The balanced organization

Increased value from diversity  

An organisational culture that is in balance, where both masculine and feminine values are valid, provides the ideal conditions for a broad spectrum of diversity to flourish.
In a balanced organisation, real differences between men and women are not swept under the carpet. They belong to the diversity that is actively sought. Gender is seen as one element in identity, not as a straitjacket that hinders development. An individual's identity is significantly influenced by whether they are a man or woman, as well as by other factors, such as age, education, social background, culture, language, personality and so on.

By definition, a balanced organisation is also a more diverse organisation. The increasing complexity and mutual dependency of organisations and businesses will impose new requirements on the definition of good leadership. The leaders of tomorrow will have to be able to cope with increasing diversity in age, cultural and ethnic background, etc. Rather than taking the lead and knowing all the answers, a leader will have to connect with various groups and also connect these different groups to each other.

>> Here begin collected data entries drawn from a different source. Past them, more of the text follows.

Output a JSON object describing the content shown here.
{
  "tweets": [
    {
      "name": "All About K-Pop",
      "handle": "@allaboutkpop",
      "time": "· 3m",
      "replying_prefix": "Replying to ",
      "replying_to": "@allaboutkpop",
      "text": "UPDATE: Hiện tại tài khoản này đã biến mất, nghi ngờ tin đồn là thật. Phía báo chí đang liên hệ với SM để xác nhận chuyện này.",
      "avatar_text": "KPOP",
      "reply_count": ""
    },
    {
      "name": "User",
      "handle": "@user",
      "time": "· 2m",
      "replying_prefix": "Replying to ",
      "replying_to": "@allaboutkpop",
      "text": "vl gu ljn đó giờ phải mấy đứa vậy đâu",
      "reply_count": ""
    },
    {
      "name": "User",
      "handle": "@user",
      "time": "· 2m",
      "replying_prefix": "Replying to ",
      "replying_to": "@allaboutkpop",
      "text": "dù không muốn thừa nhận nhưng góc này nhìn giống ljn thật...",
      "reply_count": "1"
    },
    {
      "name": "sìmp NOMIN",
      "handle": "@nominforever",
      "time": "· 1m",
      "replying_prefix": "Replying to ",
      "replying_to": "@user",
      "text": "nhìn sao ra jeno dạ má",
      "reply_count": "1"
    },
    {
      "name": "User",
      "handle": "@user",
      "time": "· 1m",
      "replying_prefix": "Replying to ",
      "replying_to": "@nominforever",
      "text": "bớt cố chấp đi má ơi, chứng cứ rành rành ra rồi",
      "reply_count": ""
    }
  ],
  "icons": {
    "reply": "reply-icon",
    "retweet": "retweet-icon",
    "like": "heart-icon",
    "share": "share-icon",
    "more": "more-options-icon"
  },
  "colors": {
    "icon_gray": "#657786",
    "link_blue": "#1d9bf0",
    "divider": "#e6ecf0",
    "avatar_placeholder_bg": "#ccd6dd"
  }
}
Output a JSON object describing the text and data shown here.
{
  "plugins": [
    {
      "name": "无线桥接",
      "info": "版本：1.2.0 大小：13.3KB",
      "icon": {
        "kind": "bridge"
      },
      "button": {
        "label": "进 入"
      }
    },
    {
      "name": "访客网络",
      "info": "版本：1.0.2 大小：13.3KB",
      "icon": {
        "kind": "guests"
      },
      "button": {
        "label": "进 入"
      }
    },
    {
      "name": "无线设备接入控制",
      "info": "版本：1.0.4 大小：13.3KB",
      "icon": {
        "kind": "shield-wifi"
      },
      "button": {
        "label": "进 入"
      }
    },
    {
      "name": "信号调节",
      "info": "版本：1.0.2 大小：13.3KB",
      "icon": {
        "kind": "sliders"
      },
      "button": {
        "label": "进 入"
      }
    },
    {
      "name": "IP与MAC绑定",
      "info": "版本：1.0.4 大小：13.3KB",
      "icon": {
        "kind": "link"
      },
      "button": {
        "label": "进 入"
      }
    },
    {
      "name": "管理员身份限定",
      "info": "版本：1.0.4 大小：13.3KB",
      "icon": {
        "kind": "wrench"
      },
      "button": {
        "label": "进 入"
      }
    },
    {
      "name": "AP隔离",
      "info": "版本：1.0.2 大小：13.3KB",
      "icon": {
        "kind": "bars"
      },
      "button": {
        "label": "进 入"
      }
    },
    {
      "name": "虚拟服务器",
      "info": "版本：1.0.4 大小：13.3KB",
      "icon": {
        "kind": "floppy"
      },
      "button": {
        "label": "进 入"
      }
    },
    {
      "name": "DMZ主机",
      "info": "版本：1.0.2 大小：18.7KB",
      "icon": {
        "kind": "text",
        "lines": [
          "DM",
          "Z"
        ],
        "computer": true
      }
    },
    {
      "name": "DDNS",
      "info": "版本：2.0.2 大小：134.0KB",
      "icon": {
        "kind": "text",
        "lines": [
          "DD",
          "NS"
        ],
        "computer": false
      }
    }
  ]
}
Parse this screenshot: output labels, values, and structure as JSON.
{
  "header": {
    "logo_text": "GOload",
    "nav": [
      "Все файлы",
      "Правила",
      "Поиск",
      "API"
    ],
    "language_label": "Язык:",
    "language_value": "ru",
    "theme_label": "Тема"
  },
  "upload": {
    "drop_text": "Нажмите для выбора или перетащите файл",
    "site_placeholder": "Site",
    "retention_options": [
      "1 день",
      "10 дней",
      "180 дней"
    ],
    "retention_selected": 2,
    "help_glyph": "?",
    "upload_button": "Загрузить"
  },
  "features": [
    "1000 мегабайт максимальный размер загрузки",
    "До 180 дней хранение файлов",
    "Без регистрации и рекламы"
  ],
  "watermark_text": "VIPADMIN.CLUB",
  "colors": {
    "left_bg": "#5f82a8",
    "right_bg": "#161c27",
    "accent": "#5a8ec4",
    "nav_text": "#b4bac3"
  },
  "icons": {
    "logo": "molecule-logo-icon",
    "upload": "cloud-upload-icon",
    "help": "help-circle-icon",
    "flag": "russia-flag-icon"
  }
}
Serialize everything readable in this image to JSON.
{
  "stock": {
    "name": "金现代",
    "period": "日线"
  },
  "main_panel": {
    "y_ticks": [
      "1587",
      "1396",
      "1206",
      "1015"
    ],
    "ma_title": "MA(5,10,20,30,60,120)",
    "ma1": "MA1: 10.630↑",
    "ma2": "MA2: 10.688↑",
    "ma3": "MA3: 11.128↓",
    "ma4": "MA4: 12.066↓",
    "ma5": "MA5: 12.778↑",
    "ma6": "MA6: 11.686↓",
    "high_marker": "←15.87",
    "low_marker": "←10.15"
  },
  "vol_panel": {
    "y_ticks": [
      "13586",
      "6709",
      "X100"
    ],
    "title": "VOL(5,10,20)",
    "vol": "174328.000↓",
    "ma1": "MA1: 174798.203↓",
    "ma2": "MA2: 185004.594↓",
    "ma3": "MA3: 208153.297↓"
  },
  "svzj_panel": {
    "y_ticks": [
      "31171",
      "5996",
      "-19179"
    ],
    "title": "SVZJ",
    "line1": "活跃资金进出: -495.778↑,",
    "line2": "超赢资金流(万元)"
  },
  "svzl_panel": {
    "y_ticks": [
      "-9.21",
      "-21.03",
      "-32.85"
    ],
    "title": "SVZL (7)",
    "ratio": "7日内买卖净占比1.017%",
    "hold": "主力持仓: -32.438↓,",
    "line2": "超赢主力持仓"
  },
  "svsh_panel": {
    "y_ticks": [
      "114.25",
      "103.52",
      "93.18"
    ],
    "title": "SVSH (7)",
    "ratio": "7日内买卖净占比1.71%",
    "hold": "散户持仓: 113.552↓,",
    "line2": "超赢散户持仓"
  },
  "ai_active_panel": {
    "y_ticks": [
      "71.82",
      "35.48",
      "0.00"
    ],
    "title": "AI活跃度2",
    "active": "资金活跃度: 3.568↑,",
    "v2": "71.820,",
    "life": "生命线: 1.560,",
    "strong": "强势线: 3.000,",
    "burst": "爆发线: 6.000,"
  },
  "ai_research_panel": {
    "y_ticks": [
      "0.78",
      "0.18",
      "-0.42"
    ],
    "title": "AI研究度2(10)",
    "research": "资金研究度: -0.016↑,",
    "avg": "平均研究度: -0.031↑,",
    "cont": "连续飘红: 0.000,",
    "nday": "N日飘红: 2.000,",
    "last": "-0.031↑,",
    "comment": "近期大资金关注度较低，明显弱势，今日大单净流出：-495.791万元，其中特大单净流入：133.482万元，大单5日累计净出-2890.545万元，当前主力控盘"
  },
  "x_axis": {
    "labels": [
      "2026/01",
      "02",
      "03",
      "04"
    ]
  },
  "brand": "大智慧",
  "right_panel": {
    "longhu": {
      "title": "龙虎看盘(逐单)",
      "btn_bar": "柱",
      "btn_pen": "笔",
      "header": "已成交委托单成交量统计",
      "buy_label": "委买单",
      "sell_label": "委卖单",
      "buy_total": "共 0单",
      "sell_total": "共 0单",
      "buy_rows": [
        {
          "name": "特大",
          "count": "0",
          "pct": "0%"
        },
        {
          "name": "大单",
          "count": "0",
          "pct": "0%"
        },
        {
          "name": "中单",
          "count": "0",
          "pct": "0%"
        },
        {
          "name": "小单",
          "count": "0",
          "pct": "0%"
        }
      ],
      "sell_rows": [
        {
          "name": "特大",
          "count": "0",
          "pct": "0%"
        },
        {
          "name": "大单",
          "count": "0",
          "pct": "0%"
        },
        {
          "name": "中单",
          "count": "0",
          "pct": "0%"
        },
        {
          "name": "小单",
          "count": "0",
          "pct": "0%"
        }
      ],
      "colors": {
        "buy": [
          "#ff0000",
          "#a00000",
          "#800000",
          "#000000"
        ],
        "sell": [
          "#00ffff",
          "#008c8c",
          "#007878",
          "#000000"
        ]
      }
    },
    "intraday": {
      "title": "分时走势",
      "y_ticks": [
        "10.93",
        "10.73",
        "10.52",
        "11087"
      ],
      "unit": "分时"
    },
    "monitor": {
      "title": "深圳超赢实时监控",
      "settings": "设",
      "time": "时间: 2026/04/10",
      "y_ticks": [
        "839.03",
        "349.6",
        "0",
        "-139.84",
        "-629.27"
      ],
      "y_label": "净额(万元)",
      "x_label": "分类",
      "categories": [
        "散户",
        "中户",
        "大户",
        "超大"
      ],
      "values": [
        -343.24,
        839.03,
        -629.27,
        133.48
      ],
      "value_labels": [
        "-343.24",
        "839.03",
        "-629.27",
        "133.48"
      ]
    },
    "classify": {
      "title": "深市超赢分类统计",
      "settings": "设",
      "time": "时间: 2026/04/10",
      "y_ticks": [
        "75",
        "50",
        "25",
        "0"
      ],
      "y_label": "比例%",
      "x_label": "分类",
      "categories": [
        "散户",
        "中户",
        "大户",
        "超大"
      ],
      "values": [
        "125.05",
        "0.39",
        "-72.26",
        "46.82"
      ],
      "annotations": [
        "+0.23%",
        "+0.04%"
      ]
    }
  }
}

Leadership is defined as achieving and maintaining an optimal balance between feminine and masculine energy. Balanced organisations therefore abandon the deep-seated expectation that true leaders display masculine behaviour. Leaders can develop and apply both their masculine and feminine qualities. This business environment is based on the differences which exist between men and women, and between individuals. This company culture is open, free and connected to staff, customers and all other stakeholders.

 

Building a balanced organizational culture

Several business leaders and managers are already convinced of the importance of diversity in the composition of their team. They recognise that the company culture often gets in the way of the appreciation of this diversity and the different views arising from this. These are people who are looking to the future, who sense a changing undercurrent in society and draw their conclusions from this. Can they steer their entire organisation through this process of change? Not necessarily, but they are decisive in getting the process on the rails and making room for change to take place.

Change will mainly come from individuals. The scope created within an organisation for personal development in order to achieve a better balance enables change to be achieved within oneself. This is the strongest change there is.